The 800-bed Royal Adelaide Hospital (RAH) is the state’s flagship hospital, providing a comprehensive range of the most complex clinical care to an estimated 85,000 inpatients and 400,000 outpatients each year.
Structurally, the hospital spans the equivalent of three city blocks and is located on a pristine site containing almost four hectares of landscaped parks and internal green space, including over 70 courtyards, terraces and sky gardens.
The Royal Adelaide Hospital
Planned, designed and built around the needs of patients
The emotional and physical needs of patients, their loved ones and carers are at the heart of the RAH, driving its creation from conception right through to construction.
A strong focus on natural light and environment combine with 100 per cent single overnight patient rooms to create the best possible healing environment with greater levels of privacy, comfort and infection control.
The facility has been designed to ensure the most effective flow of patients to the care they need.
A number of entry points into the hospital allow more patients to bypass the Emergency Department (ED) and be admitted directly into the service they need, such as cardiology or mental health.
The design of the RAH also ensures patients flow seamlessly through the hospital once admitted, with related services located in close proximity. On the hospital’s western side, for example, the ED is positioned below critical areas on other floors, such as pathology and blood transfusion, trauma and emergency theatres, the Intensive Care Unit and the helipad.
Each area is connected by ‘hot lifts’, enabling these services to be reached in under two minutes.
Leading the way with clinical technology
The RAH is one of Australia’s most technologically advanced healthcare facilities, integrating the latest innovations across health, education and research to deliver high-quality care.
The state-of-the-art facilities appeal to healthcare professionals, helping to attract some of the best expertise from around the world.
The RAH is home to one of the biggest Automated Pharmacy Distribution Systems in the nation, bringing South Australia to the forefront of automated medication technology.

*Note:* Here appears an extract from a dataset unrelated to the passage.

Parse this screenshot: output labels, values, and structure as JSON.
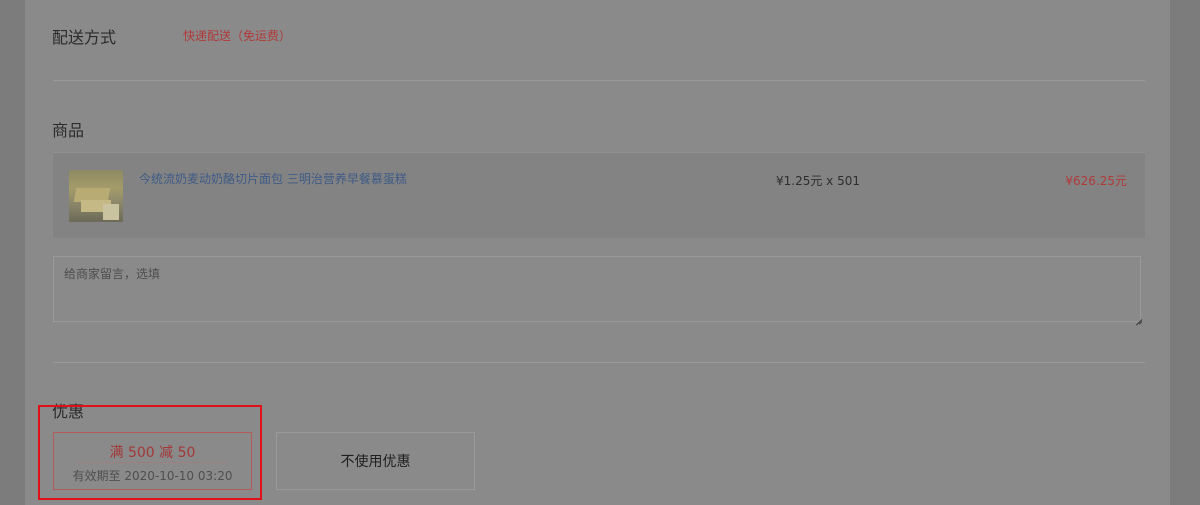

The system includes more than 80 automated dispensing cabinets in patient wings to support the accurate and timely distribution of medicines.
Telehealth facilities enable staff to consult with colleagues and patients in regional and remote areas across the state and further afield, while digital imaging technology will allow clinical images to be streamed live from operating theatres and procedural rooms for diagnostic and training purposes.

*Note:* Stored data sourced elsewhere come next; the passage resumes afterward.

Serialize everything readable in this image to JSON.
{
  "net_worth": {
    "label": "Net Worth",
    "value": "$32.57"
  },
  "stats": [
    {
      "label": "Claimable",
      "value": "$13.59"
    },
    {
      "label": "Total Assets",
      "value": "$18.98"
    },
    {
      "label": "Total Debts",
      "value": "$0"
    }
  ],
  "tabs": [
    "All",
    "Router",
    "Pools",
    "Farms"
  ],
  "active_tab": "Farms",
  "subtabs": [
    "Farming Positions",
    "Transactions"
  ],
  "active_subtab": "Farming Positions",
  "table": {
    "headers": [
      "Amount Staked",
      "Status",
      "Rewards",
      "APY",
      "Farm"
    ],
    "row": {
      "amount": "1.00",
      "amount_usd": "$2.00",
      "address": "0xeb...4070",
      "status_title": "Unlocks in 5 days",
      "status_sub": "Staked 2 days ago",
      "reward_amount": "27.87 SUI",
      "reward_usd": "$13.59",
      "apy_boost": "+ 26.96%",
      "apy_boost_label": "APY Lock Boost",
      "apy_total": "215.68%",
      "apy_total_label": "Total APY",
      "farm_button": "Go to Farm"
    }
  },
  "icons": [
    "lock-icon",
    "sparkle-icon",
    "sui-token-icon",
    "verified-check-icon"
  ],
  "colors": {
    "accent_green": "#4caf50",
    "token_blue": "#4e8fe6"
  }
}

The hospital features the largest automated microbiology system in the southern hemisphere, providing world-class technology to support the timely diagnosis and treatment of infectious diseases.

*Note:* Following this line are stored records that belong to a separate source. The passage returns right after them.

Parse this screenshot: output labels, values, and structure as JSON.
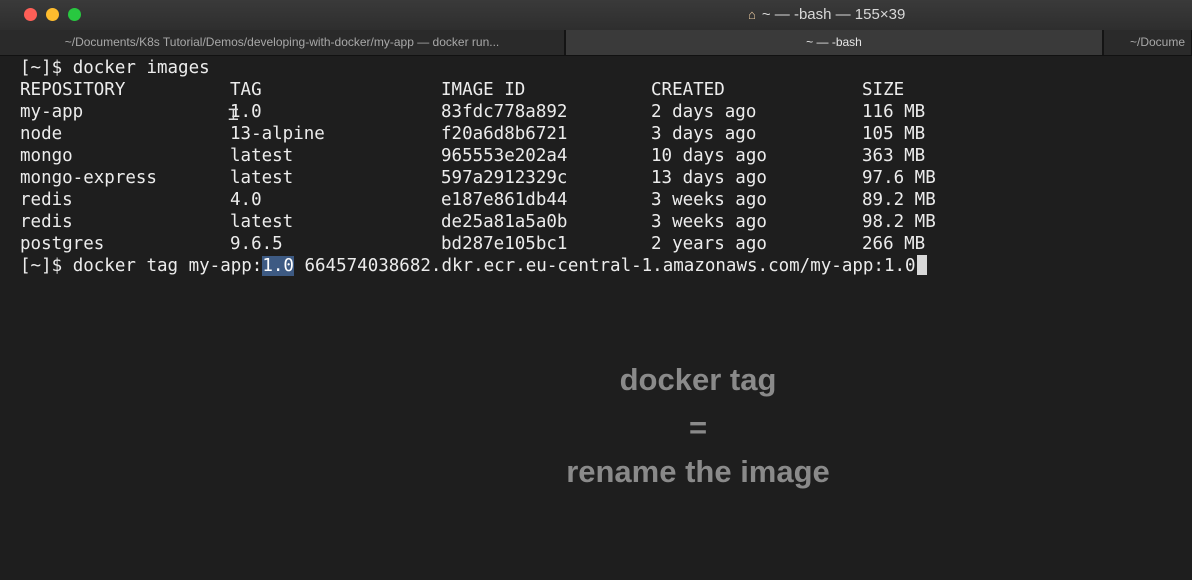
{
  "window": {
    "title": "~ — -bash — 155×39",
    "icon": "home-icon"
  },
  "tabs": [
    {
      "label": "~/Documents/K8s Tutorial/Demos/developing-with-docker/my-app — docker run...",
      "active": false
    },
    {
      "label": "~ — -bash",
      "active": true
    },
    {
      "label": "~/Docume",
      "active": false
    }
  ],
  "terminal": {
    "prompt": "[~]$ ",
    "command1": "docker images",
    "headers": [
      "REPOSITORY",
      "TAG",
      "IMAGE ID",
      "CREATED",
      "SIZE"
    ],
    "rows": [
      [
        "my-app",
        "1.0",
        "83fdc778a892",
        "2 days ago",
        "116 MB"
      ],
      [
        "node",
        "13-alpine",
        "f20a6d8b6721",
        "3 days ago",
        "105 MB"
      ],
      [
        "mongo",
        "latest",
        "965553e202a4",
        "10 days ago",
        "363 MB"
      ],
      [
        "mongo-express",
        "latest",
        "597a2912329c",
        "13 days ago",
        "97.6 MB"
      ],
      [
        "redis",
        "4.0",
        "e187e861db44",
        "3 weeks ago",
        "89.2 MB"
      ],
      [
        "redis",
        "latest",
        "de25a81a5a0b",
        "3 weeks ago",
        "98.2 MB"
      ],
      [
        "postgres",
        "9.6.5",
        "bd287e105bc1",
        "2 years ago",
        "266 MB"
      ]
    ],
    "command2_before": "docker tag my-app:",
    "command2_selected": "1.0",
    "command2_after": " 664574038682.dkr.ecr.eu-central-1.amazonaws.com/my-app:1.0"
  },
  "caption": {
    "line1": "docker tag",
    "line2": "=",
    "line3": "rename the image"
  },
  "colors": {
    "background": "#1e1e1e",
    "text": "#ececec",
    "selection": "#3d5a83",
    "caption": "#8a8a8a"
  }
}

The RAH is also the state’s only public hospital to roll out a digital instrument tracking system to manage its vast collection of medical equipment.
Providing a full range of complex clinical care
As South Australia’s flagship hospital, the RAH provides a comprehensive range of complex care across medical, surgical, emergency, acute mental health, outpatient and diagnostic fields.
The RAH is a ‘super-site’ for major emergencies in South Australia, such as heart attacks and stroke, and serves as the complex multi-trauma destination for the state.
There is a 24 hour on-site stroke team, a 24 hour on-call service for acute coronary syndrome and 24 hour diagnostic and imaging services.
The RAH is the statewide centre for critical services such as complex cancers and bone marrow transplants, craniomaxillofacial surgery, neurosurgery and cardiothoracic services with a focus on complex thoracic surgical cases.
In addition to services currently provided, the RAH offers a specialist acute spinal and brain injury rehabilitation service.
Other key statewide services provided include renal transplantation, hyperbaric medicine and complex vascular medicine and surgery.
Equipped to respond to major disaster
The RAH plays a lead role in South Australia’s disaster management strategies, with capacity to support victims of both man-made and natural catastrophes.
The Emergency Department (ED) is equipped to respond to major disasters, such as a chemical spill, with decontamination showers enabling mass decontamination, while having five negative pressure rooms and a quarantine room will be crucial in the event of an infectious outbreak.
The quarantine room is designed to the standards required to support patients with highly infectious diseases such as Ebola and can be segregated from the rest of the ED.
The hospital has been designed with flexibility to convert specific spaces into additional clinical areas in the event of a mass casualty disaster such as a plane crash.
The RAH is also engineered to withstand major earthquakes and extreme weather events and can continue to operate for 48 hours if completely cut off from outside services such as water and power.